The New Economy Workforce Industry Credentials Grant program covers 124 different community college training programs at Virginia’s Community Colleges geared toward providing workforce credentials at one-third of their former cost.

“This program establishes a first-in-the-nation performance funding formula to create and sustain a supply of credentialed workers who meet the needs identified by our business leaders,” McAuliffe stated in a press release.

Virginia’s Community Colleges consulted with Virginia businesses to develop the list of eligible credentials that can provide access to a wide variety of high-demand jobs, such as certified welder, electrician, medical records tech, computer network specialist, pharmacy tech, digital security specialist, emergency medical tech, industrial machinery mechanic, dental assistant, and commercial truck driver.

The Virginia Board of Workforce Development identified more than 170 in-demand jobs aligned with the commonwealth’s economic development targets for which Virginians can prepare through the new workforce program.

These are jobs that require specific skills, but not necessarily a traditional college degree.
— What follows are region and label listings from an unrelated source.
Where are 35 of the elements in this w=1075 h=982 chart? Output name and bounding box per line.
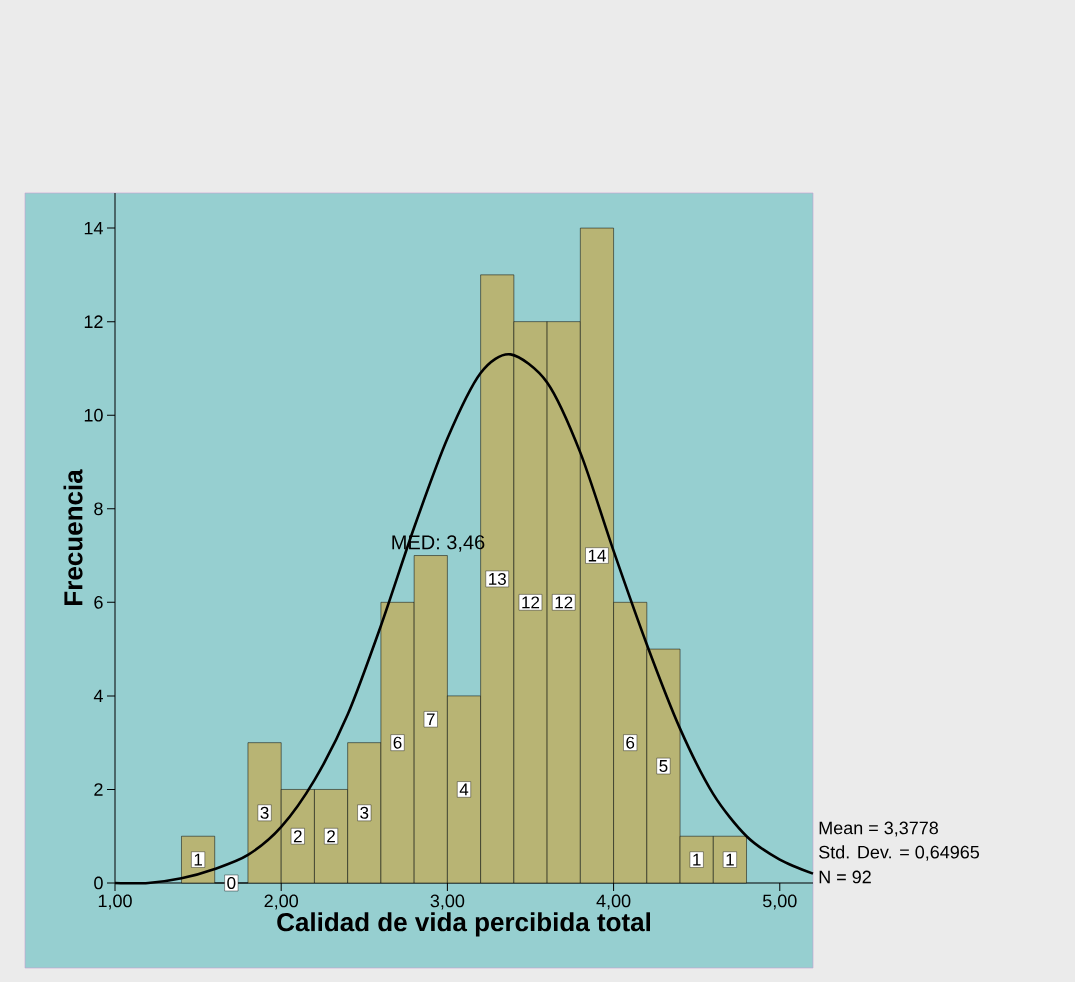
- data-label: 0: [227, 876, 236, 890]
- data-label: 7: [426, 713, 435, 726]
- data-label: 5: [659, 760, 668, 772]
- x-tick-label: 3,00: [430, 894, 465, 910]
- data-label: 6: [393, 736, 402, 749]
- data-label: 1: [726, 853, 734, 866]
- y-tick-label: 6: [94, 595, 103, 609]
- x-tick-label: 5,00: [762, 894, 797, 910]
- data-label: 14: [588, 549, 606, 562]
- text: N = 92: [819, 870, 871, 884]
- data-label: 1: [194, 853, 202, 866]
- y-tick-label: 0: [94, 876, 103, 890]
- y-tick-label: 4: [93, 689, 103, 703]
- y-tick-label: 8: [94, 502, 103, 516]
- data-label: 3: [260, 806, 269, 819]
- text: Mean = 3,3778: [819, 821, 939, 837]
- x-axis-title: Calidad de vida percibida total: [277, 912, 650, 937]
- y-tick-label: 14: [84, 221, 103, 235]
- y-tick-label: 10: [84, 408, 103, 422]
- data-label: 2: [327, 830, 335, 843]
- data-label: 6: [626, 736, 635, 749]
- data-label: 12: [522, 596, 540, 609]
- y-tick-label: 2: [94, 783, 103, 796]
- data-label: 2: [293, 830, 302, 843]
- y-axis-title: Frecuencia: [63, 469, 83, 605]
- x-tick-label: 4,00: [596, 894, 631, 910]
- data-label: 4: [459, 783, 469, 796]
- data-label: 3: [360, 806, 369, 819]
- x-tick-label: 1,00: [98, 894, 132, 910]
- data-label: 13: [489, 572, 506, 585]
- y-tick-label: 12: [84, 315, 103, 328]
- text: Std. Dev. = 0,64965: [819, 845, 980, 861]
- x-tick-label: 2,00: [264, 894, 299, 910]
- data-label: 1: [693, 853, 701, 866]
- data-label: 12: [555, 596, 573, 609]
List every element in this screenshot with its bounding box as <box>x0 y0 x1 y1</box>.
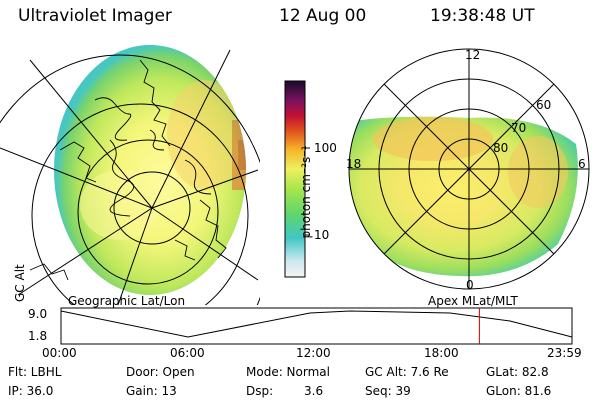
status-seq: Seq: 39 <box>365 384 411 398</box>
instrument-title: Ultraviolet Imager <box>18 6 172 26</box>
mlt-label-18: 18 <box>346 157 362 171</box>
status-dsp-label: Dsp: <box>246 384 274 398</box>
altitude-ylabel: GC Alt <box>13 264 27 302</box>
mlat-label-80: 80 <box>493 141 509 155</box>
polar-grid <box>348 48 590 290</box>
altitude-ymax: 9.0 <box>28 307 48 321</box>
colorbar-tick-10: 10 <box>314 228 330 242</box>
colorbar-unit-label: photon cm⁻²s⁻¹ <box>299 145 313 239</box>
altitude-plot-frame <box>60 307 573 345</box>
time-tick-1800: 18:00 <box>424 346 459 360</box>
status-gc-alt: GC Alt: 7.6 Re <box>365 365 449 379</box>
status-mode: Mode: Normal <box>246 365 330 379</box>
status-glon: GLon: 81.6 <box>486 384 552 398</box>
mlat-label-70: 70 <box>511 121 527 135</box>
geographic-map <box>0 45 260 305</box>
status-gain: Gain: 13 <box>126 384 177 398</box>
apex-caption: Apex MLat/MLT <box>428 294 518 308</box>
polar-mlat-mlt-map <box>348 48 590 290</box>
mlt-label-6: 6 <box>578 157 586 171</box>
altitude-ymin: 1.8 <box>28 329 48 343</box>
status-door: Door: Open <box>126 365 195 379</box>
mlat-label-60: 60 <box>536 98 552 112</box>
status-glat: GLat: 82.8 <box>486 365 549 379</box>
time-tick-2359: 23:59 <box>547 346 582 360</box>
time-tick-0600: 06:00 <box>170 346 205 360</box>
time-tick-0000: 00:00 <box>42 346 77 360</box>
mlt-label-0: 0 <box>466 278 474 292</box>
status-filter: Flt: LBHL <box>8 365 62 379</box>
mlt-label-12: 12 <box>465 48 481 62</box>
colorbar <box>284 80 310 278</box>
status-dsp-value: 3.6 <box>304 384 324 398</box>
status-ip: IP: 36.0 <box>8 384 54 398</box>
date-label: 12 Aug 00 <box>279 6 367 26</box>
coastlines <box>29 59 227 281</box>
geographic-caption: Geographic Lat/Lon <box>68 294 186 308</box>
colorbar-tick-100: 100 <box>314 141 337 155</box>
altitude-plot <box>60 307 573 345</box>
time-label: 19:38:48 UT <box>430 6 535 26</box>
time-tick-1200: 12:00 <box>296 346 331 360</box>
altitude-curve <box>60 310 573 338</box>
Community colleges are making it even easier to earn workforce credentials by developing new programs and adding classes and locations for increased convenience.

“To create the skilled workforce the commonwealth needs now and in the future, we need more options for training and credentialing that work for Virginians of all ages and life circumstances,” Secretary of Commerce and Trade Maurice Jones stated in the release. “With the New Economy Workforce Credentials program, for the first time, we have new options for workforce training and development that promptly get trainees into the skilled labor force.”

Research indicates that these workforce credentials are in high demand across Virginia and will be for the foreseeable future. The company Burning Glass produced a recent report indicating that there were more than 175,000 job vacancies in Virginia last year for so-called middle-skill occupations, the types of jobs that typically require some type of credential.

The jobs paid more than $28 per hour (or more than $58,500 per year). According to the research, the jobs went unfilled for an average period of 26 days, which is longer than the national average.

As a result, Virginia businesses lost 36.4 million hours of productivity. Virginia families lost more than $1 billion in potential wages, and Virginia’s General Fund lost more than $54.3 million in revenue.

Other studies predict that Virginia will have to fill more than 1.4 million jobs during the next decade. As many as two-thirds of those positions will require postsecondary level workforce credentials.

Students enrolling in one of the workforce credential training programs covered by the new grants will pay only one-third of the normal cost. Program costs vary widely, depending on the length and complexity of the training.

For a list of programs covered by the grants, visit the Virginia Community Colleges website at www.vccs.edu.

The maximum value of each grant is $3,000. For example, a student who enrolls in and successfully completes a grant-eligible program that normally costs $4,500 would now pay $1,500, with the grant covering $3,000 of the cost. Additional financial aid can offset even more of that cost.

“These workforce credentials increasingly represent the American Dream in the 21st century,” said Glenn DuBois, chancellor of Virginia’s Community Colleges.

“Individuals earn these credentials in weeks and months, not semesters and years. Those students are often quickly employed by businesses hungry for their skills. And they accomplish all that without piling on a decade’s worth of student debt.”